Markets were relatively quiet as many European and Asian markets were closed in honor of Easter. Bloomberg reported that volume was about 23% below its 30-day moving average. Equites were led nominally lower by the technologies under the prospect of another rate hike, amplified by the headlines that AAPL reported personal computer shipments fell sharply during the quarter.
It is largely accepted that March’s employment report provided no hurdle for the Fed to increase rates another 25 bps in May, although this week’s inflation data can impact any potential decision. At the time of this writing, the market is suggesting an 80% probability the overnight rate will increase to 5.0% to 5.25% on May 3.
The labor market has remained surprisingly robust despite the cumulative global policy tightening in place. The unexpected is consistently occurring.
Changing topics, it appears most are sanguine regarding geopolitical risks. Will this complacency be shattered as it appears there is danger in many corners of the world?
It is widely accepted, a distracted Executive Branch encourages our adversaries to become more emboldened.
The speed of the collapse of yesterday’s multipolar/interdependent world is frightening. Did yesterday’s economic codependency create an era of peace or is/was this just an illusion? A major issue at hand is many market participants have not lived in a war like setting. Twenty-five to thirty years ago the buzz word was “peace dividend.”

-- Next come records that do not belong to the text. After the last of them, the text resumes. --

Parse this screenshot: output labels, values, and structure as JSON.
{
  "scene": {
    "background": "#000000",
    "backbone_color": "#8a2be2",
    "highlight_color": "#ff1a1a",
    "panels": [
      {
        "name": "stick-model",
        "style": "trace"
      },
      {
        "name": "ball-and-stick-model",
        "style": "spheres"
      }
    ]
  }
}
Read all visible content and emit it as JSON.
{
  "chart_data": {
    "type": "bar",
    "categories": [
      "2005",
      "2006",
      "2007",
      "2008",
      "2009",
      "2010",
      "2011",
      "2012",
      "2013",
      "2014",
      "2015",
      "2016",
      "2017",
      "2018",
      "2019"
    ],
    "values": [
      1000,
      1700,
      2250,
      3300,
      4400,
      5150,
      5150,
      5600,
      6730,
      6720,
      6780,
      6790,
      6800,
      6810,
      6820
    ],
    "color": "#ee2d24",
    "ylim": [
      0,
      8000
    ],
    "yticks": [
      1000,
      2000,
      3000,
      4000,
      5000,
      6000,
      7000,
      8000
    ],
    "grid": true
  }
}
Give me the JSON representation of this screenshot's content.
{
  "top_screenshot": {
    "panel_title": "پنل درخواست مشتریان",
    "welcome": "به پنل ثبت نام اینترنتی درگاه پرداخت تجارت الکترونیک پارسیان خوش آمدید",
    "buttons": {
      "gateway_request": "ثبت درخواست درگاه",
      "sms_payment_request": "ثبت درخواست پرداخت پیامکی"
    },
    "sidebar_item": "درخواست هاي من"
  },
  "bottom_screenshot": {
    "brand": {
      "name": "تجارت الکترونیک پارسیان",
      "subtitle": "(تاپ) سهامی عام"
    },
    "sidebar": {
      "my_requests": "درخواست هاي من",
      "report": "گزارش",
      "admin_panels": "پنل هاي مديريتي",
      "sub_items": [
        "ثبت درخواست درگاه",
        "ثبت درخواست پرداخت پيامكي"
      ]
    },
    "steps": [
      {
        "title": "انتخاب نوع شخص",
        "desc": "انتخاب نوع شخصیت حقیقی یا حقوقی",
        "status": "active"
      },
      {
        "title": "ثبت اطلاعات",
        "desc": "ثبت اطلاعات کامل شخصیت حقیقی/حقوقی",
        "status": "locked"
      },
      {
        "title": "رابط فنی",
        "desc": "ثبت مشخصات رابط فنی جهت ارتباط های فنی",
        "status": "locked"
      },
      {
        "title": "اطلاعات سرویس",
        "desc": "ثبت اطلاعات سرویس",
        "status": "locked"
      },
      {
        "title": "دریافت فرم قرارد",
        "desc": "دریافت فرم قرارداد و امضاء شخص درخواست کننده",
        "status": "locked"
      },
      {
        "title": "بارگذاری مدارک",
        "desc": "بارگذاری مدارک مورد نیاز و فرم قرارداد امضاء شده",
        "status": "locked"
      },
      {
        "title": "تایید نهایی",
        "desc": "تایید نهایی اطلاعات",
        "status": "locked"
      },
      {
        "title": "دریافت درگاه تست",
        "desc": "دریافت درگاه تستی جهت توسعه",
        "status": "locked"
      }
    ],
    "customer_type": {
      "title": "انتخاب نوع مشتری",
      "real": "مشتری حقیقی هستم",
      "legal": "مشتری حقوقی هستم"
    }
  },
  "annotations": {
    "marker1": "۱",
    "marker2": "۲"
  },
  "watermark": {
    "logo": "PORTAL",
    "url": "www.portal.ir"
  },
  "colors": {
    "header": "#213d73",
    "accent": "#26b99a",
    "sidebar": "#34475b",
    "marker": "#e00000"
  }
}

Today a strong argument can be made that trade has been weaponized; the east has weaponized production and the west has weaponized banking and the payment of funds.
The collapse of this world will create an infinite number of possible outcomes, with perhaps the most immediate is higher interest rates, labor and production costs.
What will happen today?
Last night the foreign markets were up. London was up 0.28%, Paris up 0.87% and Frankfurt up 0.51%. China was down 0.05%, Japan up 1.05%, and Hang Seng up 0.76%. Dow and NASDAQ futures are up 0.15% and down 0.15%, respectively ahead of tomorrow’s inflation data. The 10-year is up 5/32 to yield 3.41%.